Lebih dari 800 Masjid di Jerman Jadi Sasaran Serangan Sejak Tahun 2014: Pelakunya Ekstremis Sayap Kiri hingga Neo-Nazi

JAKARTA - Lebih dari 800 masjid di Jerman telah menjadi sasaran ancaman dan serangan sejak 2014, namun, kejahatan tersebut tidak diselidiki dengan benar di sebagian besar kasus, menurut Brandeilig, sebuah inisiatif oleh kelompok hak asasi FAIR International.

Kelompok tersebut mendirikan pusat pelaporan pertama di Jerman untuk serangan terhadap masjid dan mencatat hampir 840 insiden serangan, vandalisme, dan ancaman antara tahun 2014 dan 2022.

Analisis terperinci dari kejahatan pada tahun 2018 mengungkapkan, pelaku tetap tidak dikenal di sebagian besar kasus, memicu serangan lebih lanjut terhadap situs ibadah Muslim oleh neo-Nazi atau ekstremis sayap kiri.

"Secara umum, penanganan serangan masjid dapat dianggap sangat rendah," kata kelompok itu dalam sebuah laporan baru-baru ini, dilansir dari Daily Sabah 14 Juni.

Di antara 120 serangan yang tercatat terhadap masjid pada tahun 2018, para pelaku diidentifikasi hanya dalam sembilan kasus.

"Tingkat ini menimbulkan kekhawatiran," para ahli Brandeilig menekankan, menunjukkan bahwa dalam setidaknya 20 kasus, termasuk serangan pembakaran, tersangka dimaksudkan untuk menyebabkan kematian atau kerusakan tubuh yang parah.

"Secara umum, petugas polisi tiba di tempat kejadian dengan sangat cepat dan segera memulai penyelidikan. Namun demikian, hampir tidak ada insiden yang bisa diselesaikan hingga hari ini," ungkap para ahli.

Ilustrasi Muslim di Jerman. (Wikimedia Commons/Spielvogel)

Ekstremis sayap kiri dan pengikut kelompok teror PKK berada di balik beberapa serangan yang menargetkan masjid.

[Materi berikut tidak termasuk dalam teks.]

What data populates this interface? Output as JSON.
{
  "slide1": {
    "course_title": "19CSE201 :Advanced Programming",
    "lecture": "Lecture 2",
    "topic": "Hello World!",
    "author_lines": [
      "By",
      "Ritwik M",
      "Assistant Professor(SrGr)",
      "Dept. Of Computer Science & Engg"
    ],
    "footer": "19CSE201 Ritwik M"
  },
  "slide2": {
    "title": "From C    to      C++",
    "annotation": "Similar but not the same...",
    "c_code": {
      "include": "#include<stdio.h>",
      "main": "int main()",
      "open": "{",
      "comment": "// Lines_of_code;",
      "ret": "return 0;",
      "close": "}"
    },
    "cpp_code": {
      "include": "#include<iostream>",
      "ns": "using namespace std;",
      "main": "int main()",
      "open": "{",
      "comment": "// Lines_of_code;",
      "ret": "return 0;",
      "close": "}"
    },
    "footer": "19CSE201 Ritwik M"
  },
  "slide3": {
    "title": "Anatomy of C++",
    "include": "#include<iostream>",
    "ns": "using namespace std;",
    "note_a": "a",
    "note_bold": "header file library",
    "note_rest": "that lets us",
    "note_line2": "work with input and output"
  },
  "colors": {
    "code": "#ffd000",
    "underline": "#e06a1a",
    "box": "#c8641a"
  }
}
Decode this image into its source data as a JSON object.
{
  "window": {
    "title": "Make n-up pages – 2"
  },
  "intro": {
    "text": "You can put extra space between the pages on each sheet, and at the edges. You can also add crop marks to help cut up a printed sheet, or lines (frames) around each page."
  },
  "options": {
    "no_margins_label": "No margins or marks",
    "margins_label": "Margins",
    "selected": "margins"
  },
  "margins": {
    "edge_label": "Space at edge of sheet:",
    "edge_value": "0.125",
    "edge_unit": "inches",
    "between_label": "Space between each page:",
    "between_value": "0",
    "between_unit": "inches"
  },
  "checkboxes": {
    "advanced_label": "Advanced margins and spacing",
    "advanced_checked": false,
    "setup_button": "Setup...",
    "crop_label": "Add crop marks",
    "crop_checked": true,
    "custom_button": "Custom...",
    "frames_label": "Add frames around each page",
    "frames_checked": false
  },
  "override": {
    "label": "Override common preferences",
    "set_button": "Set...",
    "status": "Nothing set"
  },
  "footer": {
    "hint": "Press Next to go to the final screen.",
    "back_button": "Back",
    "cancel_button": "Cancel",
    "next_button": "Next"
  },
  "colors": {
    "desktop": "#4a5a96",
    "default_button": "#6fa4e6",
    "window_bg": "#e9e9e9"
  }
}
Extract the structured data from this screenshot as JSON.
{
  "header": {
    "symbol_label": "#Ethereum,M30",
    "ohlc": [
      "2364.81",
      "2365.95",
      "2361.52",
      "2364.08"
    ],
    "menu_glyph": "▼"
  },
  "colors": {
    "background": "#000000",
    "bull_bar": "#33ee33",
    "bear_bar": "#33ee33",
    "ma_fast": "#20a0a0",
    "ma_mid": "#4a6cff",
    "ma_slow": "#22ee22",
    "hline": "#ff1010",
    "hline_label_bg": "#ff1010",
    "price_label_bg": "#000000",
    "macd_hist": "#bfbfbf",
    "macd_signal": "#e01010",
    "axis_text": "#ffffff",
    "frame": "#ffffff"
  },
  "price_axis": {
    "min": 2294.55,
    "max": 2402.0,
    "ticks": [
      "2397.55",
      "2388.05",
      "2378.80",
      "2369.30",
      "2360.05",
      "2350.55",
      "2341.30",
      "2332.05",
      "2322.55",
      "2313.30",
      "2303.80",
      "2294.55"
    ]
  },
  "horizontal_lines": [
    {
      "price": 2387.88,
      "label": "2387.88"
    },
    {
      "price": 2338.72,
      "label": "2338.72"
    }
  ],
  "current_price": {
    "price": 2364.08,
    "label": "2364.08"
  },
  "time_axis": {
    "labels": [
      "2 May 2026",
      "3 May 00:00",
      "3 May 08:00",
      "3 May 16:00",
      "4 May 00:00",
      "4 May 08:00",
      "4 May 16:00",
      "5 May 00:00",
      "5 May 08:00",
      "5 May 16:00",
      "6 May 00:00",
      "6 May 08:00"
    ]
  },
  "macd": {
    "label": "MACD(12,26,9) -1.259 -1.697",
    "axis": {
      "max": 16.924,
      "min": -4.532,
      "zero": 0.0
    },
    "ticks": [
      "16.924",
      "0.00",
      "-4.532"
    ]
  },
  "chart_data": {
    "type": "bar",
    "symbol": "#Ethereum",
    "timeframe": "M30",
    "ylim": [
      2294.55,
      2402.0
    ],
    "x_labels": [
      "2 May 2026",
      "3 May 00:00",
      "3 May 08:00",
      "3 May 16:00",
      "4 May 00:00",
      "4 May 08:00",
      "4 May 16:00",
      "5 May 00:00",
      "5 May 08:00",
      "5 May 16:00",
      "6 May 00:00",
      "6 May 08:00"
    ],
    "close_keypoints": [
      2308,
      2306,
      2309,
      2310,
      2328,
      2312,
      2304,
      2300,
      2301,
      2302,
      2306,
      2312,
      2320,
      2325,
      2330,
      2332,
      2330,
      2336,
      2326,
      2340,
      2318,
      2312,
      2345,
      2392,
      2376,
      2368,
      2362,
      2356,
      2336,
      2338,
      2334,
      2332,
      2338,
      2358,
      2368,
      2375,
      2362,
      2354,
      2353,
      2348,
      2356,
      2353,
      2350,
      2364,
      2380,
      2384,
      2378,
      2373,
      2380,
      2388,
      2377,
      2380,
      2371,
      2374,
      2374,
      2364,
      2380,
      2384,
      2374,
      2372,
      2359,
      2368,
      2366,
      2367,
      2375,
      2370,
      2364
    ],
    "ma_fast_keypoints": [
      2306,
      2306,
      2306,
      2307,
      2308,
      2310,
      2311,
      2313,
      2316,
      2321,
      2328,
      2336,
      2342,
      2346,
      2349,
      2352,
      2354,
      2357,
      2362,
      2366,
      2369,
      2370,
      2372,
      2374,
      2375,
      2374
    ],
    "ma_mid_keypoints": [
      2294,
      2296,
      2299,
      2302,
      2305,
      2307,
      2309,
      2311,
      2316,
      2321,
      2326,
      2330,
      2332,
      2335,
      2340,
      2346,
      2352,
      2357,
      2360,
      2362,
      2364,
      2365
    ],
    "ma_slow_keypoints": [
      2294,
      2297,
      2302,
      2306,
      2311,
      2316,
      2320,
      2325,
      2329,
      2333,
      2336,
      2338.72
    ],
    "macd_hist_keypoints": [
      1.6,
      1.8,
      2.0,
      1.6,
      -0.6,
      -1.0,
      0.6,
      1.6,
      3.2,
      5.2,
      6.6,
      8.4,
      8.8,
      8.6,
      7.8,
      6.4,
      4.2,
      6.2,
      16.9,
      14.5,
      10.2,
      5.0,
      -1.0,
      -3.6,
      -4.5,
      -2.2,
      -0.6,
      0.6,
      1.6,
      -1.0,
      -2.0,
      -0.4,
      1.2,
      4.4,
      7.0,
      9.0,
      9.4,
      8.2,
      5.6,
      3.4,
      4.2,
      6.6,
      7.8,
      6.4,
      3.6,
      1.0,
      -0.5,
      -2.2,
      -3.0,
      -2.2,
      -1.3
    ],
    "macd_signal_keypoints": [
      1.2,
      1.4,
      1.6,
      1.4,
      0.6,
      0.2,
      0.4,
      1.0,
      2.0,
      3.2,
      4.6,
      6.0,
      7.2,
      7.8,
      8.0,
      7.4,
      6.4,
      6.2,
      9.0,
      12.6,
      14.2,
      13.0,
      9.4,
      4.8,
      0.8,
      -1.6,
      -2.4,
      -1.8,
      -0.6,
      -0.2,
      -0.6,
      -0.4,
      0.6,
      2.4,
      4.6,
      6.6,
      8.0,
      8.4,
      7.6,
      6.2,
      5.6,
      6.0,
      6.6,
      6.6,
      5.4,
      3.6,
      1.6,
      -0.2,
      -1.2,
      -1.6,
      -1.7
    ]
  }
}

Sementara sebagian besar dilakukan oleh ekstremis sayap kanan atau kelompok neo-Nazi, menurut laporan tersebut.

Diketahui, Jerman telah mengalami peningkatan rasisme dan kebencian anti-Muslim dalam beberapa tahun terakhir, didorong oleh propaganda kelompok neo-Nazi dan partai oposisi sayap kanan Alternatif untuk Jerman (AfD).

Jerman, negara berpenduduk lebih dari 83 juta orang, memiliki populasi Muslim terbesar kedua di Eropa Barat setelah Prancis. Di antara hampir 5,3 juta Muslim di negara itu, 3 juta berasal dari Turki.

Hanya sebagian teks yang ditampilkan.